- Born: August 28, 1927 New York City, U.S.
- Died: February 6, 2013 (aged 85) Damariscotta, Maine, U.S.
- Education: Swarthmore College Tufts University
- Scientific career
- Fields: Biochemistry

= Betty Twarog =

American biochemist (1927–2013)

Betty Mack Twarog (August 28, 1927 – February 6, 2013) was an American neurophysiologist who first discovered serotonin in the mammalian brain in 1952.

It was "one of the most important scientific discoveries of the twentieth century, one that hanged the course of neuroscience and medicine and set off a revolution in the way we think of ourselves", wrote the psychologist Gary Greenberg in his book about depression.

Twarog "laid the cornerstone of the antidepressant revolution" that began in 1978 with antidepressant SSRI medicines. Her research involved mollusks and other ocean animals, and focused on smooth muscle chemical basis of nerve–muscle interaction.

== Life and career ==
Betty Twarog was born on August 28, 1927, in New York City, where she graduated from Hunter College High School. She studied mathematics at Swarthmore College from 1944 to 1948, and then studied for a master's of science from Tufts College, where she heard a lecture on mollusc muscle neurology. The lecture inspired her to enroll, in 1949, in a PhD under John Welsh at Harvard University.

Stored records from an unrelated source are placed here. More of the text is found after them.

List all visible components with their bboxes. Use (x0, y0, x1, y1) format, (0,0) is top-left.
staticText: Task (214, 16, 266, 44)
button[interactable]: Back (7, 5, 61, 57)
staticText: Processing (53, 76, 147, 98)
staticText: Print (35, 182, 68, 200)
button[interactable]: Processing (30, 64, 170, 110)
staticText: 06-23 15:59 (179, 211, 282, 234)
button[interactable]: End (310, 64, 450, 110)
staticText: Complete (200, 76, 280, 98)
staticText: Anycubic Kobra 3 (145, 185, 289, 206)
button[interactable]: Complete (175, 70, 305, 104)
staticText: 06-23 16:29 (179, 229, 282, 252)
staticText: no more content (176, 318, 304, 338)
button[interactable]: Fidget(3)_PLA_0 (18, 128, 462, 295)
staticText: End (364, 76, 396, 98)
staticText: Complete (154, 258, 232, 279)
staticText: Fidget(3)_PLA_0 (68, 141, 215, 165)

By 1952, she submitted a paper to Journal of Cell Physiology showing that serotonin had a role as a neurotransmitter in mussels. Her hypothesis went against established ideas about the nervous system, and the journal editor Detlev Bronk (president of Johns Hopkins University) ignored it until her advisor John Welsh called him to ask the paper's status. During the time it had gone unpublished, other researchers had published similar discoveries about serotonin, in support of Twarog's conclusion.

Bronk eventually published Twarog's paper in 1954, but she is nonetheless recognized as the first.

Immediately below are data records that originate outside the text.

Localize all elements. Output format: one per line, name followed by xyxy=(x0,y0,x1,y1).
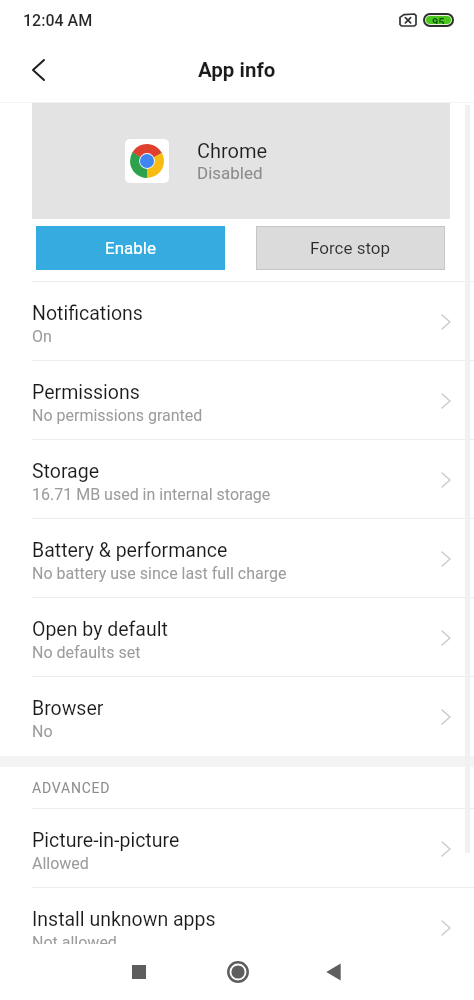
staticText: No permissions granted xyxy=(32,406,203,425)
staticText: 16.71 MB used in internal storage xyxy=(32,485,271,504)
staticText: No defaults set xyxy=(32,643,141,662)
staticText: App info xyxy=(198,58,276,82)
button[interactable]: Notifications xyxy=(0,282,474,361)
staticText: Permissions xyxy=(32,381,140,404)
staticText: Chrome xyxy=(197,139,268,162)
staticText: No battery use since last full charge xyxy=(32,564,287,583)
staticText: Install unknown apps xyxy=(32,908,216,931)
button[interactable]: Storage xyxy=(0,440,474,519)
button[interactable]: Install unknown apps xyxy=(0,888,474,944)
button[interactable]: Open by default xyxy=(0,598,474,677)
button[interactable]: Enable xyxy=(36,226,225,270)
staticText: Not allowed xyxy=(32,933,117,944)
staticText: No xyxy=(32,722,53,741)
staticText: ADVANCED xyxy=(32,780,111,796)
staticText: 12:04 AM xyxy=(23,11,93,30)
staticText: Battery & performance xyxy=(32,539,228,562)
button[interactable]: Permissions xyxy=(0,361,474,440)
button[interactable]: Battery & performance xyxy=(0,519,474,598)
staticText: Browser xyxy=(32,697,104,720)
staticText: Notifications xyxy=(32,302,143,325)
staticText: Storage xyxy=(32,460,100,483)
button[interactable]: Navigate up xyxy=(10,42,66,98)
button[interactable]: Recent apps xyxy=(108,944,170,1000)
button[interactable]: Home xyxy=(207,944,269,1000)
staticText: On xyxy=(32,327,52,346)
staticText: Force stop xyxy=(310,238,391,258)
staticText: Enable xyxy=(105,238,156,258)
staticText: Disabled xyxy=(197,163,263,183)
button[interactable]: Force stop xyxy=(256,226,445,270)
button[interactable]: Browser xyxy=(0,677,474,756)
button[interactable]: Back xyxy=(302,944,364,1000)
staticText: Picture-in-picture xyxy=(32,829,180,852)
staticText: Open by default xyxy=(32,618,168,641)
staticText: 95 xyxy=(432,16,445,24)
button[interactable]: Picture-in-picture xyxy=(0,809,474,888)
staticText: Allowed xyxy=(32,854,89,873)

In autumn 1952 Twarog moved for family reasons to the Kent State University area, and chose the Cleveland Clinic as a place to continue her study of her hypothesis that invertebrate neurotransmitters would also be found in mammals. Irvine Page did not believe serotonin would be found in the brain, he nevertheless gave Twarog a laboratory and technician. By June 1953 a paper was submitted announcing the isolation of serotonin in mammalian brain.

Twarog left the Cleveland Clinic in 1954. She held appointments at Harvard, SUNY at Stony Brook, York University School of Medicine, University of Pennsylvania, Bryn Mawr. She was among the most prominent professors at Tufts University before she left in 1975 due to what she called "a systemic pattern of underpaying women". She was awarded a Guggenheim Fellowship in 1972.

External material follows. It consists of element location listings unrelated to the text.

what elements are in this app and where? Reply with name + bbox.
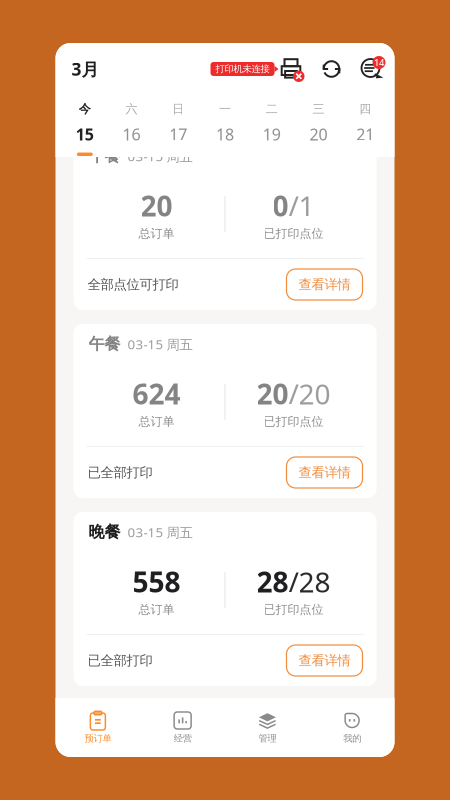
staticText: 查看详情 [298, 464, 350, 481]
staticText: 16 [123, 124, 141, 145]
staticText: 28 [298, 563, 330, 600]
staticText: 0 [272, 187, 288, 224]
staticText: 1 [298, 187, 314, 224]
staticText: 20 [309, 124, 327, 145]
staticText: 624 [132, 375, 180, 412]
staticText: 3月 [72, 58, 98, 80]
staticText: 总订单 [138, 414, 174, 429]
staticText: 15 [76, 124, 94, 145]
staticText: 已全部打印 [88, 652, 152, 669]
staticText: 21 [356, 124, 374, 145]
staticText: 晚餐 [88, 522, 120, 542]
staticText: 03-15 周五 [128, 147, 192, 165]
staticText: 四 [359, 102, 371, 116]
button[interactable]: 二 [248, 102, 295, 156]
button[interactable]: 查看详情 [286, 645, 362, 676]
staticText: 20 [298, 375, 330, 412]
button[interactable]: 四 [342, 102, 388, 156]
staticText: / [288, 375, 298, 412]
staticText: 午餐 [88, 334, 120, 354]
staticText: 全部点位可打印 [88, 276, 178, 293]
staticText: 558 [132, 563, 180, 600]
staticText: 预订单 [84, 733, 111, 744]
button[interactable]: 六 [108, 102, 155, 156]
staticText: 日 [172, 102, 184, 116]
button[interactable]: 预订单 [56, 698, 140, 757]
button[interactable]: 今 [62, 102, 108, 156]
staticText: / [288, 187, 298, 224]
button[interactable]: Messages [360, 58, 382, 80]
button[interactable]: Printer disconnected [280, 58, 302, 80]
staticText: 经营 [174, 733, 192, 744]
staticText: 17 [169, 124, 187, 145]
staticText: 六 [126, 102, 138, 116]
staticText: 三 [312, 102, 324, 116]
staticText: 打印机未连接 [216, 63, 270, 75]
staticText: 03-15 周五 [128, 335, 192, 353]
button[interactable]: 查看详情 [286, 457, 362, 488]
staticText: 查看详情 [298, 276, 350, 293]
staticText: 28 [256, 563, 288, 600]
staticText: 查看详情 [298, 652, 350, 669]
button[interactable]: 查看详情 [286, 269, 362, 300]
staticText: 总订单 [138, 226, 174, 241]
staticText: 今 [79, 102, 91, 116]
staticText: 已全部打印 [88, 464, 152, 481]
staticText: 我的 [343, 733, 361, 744]
button[interactable]: 日 [155, 102, 202, 156]
button[interactable]: 一 [202, 102, 248, 156]
staticText: 已打印点位 [264, 414, 324, 429]
staticText: 二 [266, 102, 278, 116]
staticText: 20 [140, 187, 172, 224]
button[interactable]: 我的 [310, 698, 395, 757]
staticText: 已打印点位 [264, 602, 324, 617]
button[interactable]: 管理 [225, 698, 310, 757]
staticText: 一 [219, 102, 231, 116]
staticText: 总订单 [138, 602, 174, 617]
staticText: 管理 [258, 733, 276, 744]
staticText: 19 [263, 124, 281, 145]
staticText: 03-15 周五 [128, 523, 192, 541]
staticText: 已打印点位 [264, 226, 324, 241]
button[interactable]: 经营 [140, 698, 225, 757]
staticText: 18 [216, 124, 234, 145]
staticText: 14 [374, 56, 384, 69]
staticText: / [288, 563, 298, 600]
staticText: 20 [256, 375, 288, 412]
staticText: 午餐 [88, 146, 120, 166]
button[interactable]: 三 [295, 102, 342, 156]
button[interactable]: Refresh [320, 58, 342, 80]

In 1990, Twarog moved to Maine, where she was involved with research at the Bigelow Laboratory for Ocean Sciences in the town of Boothbay Harbor. She then joined the University of Maine's Darling Marine Laboratory to study how shellfish evade phytoplankton using ocean samples from the Boothbay Harbor.

== Personal life ==
Twarog was widely curious and well-read. She enjoyed murder mysteries, opera and classical music, and conservationism causes. In the last two decades of her life, she spent time birdwatching on her property in Edgecomb, Maine. "She also enjoyed a large and eclectic group of friends and acquaintances", said her obituary.

She was described as "a slightly built woman with ramrod-straight posture and long dark hair drawn back tightly from a dramatic widow’s peak", in Manufacturing Depression by Gary Greenberg

Twarog died on February 6, 2013, at the age of 85 in Damariscotta, Maine.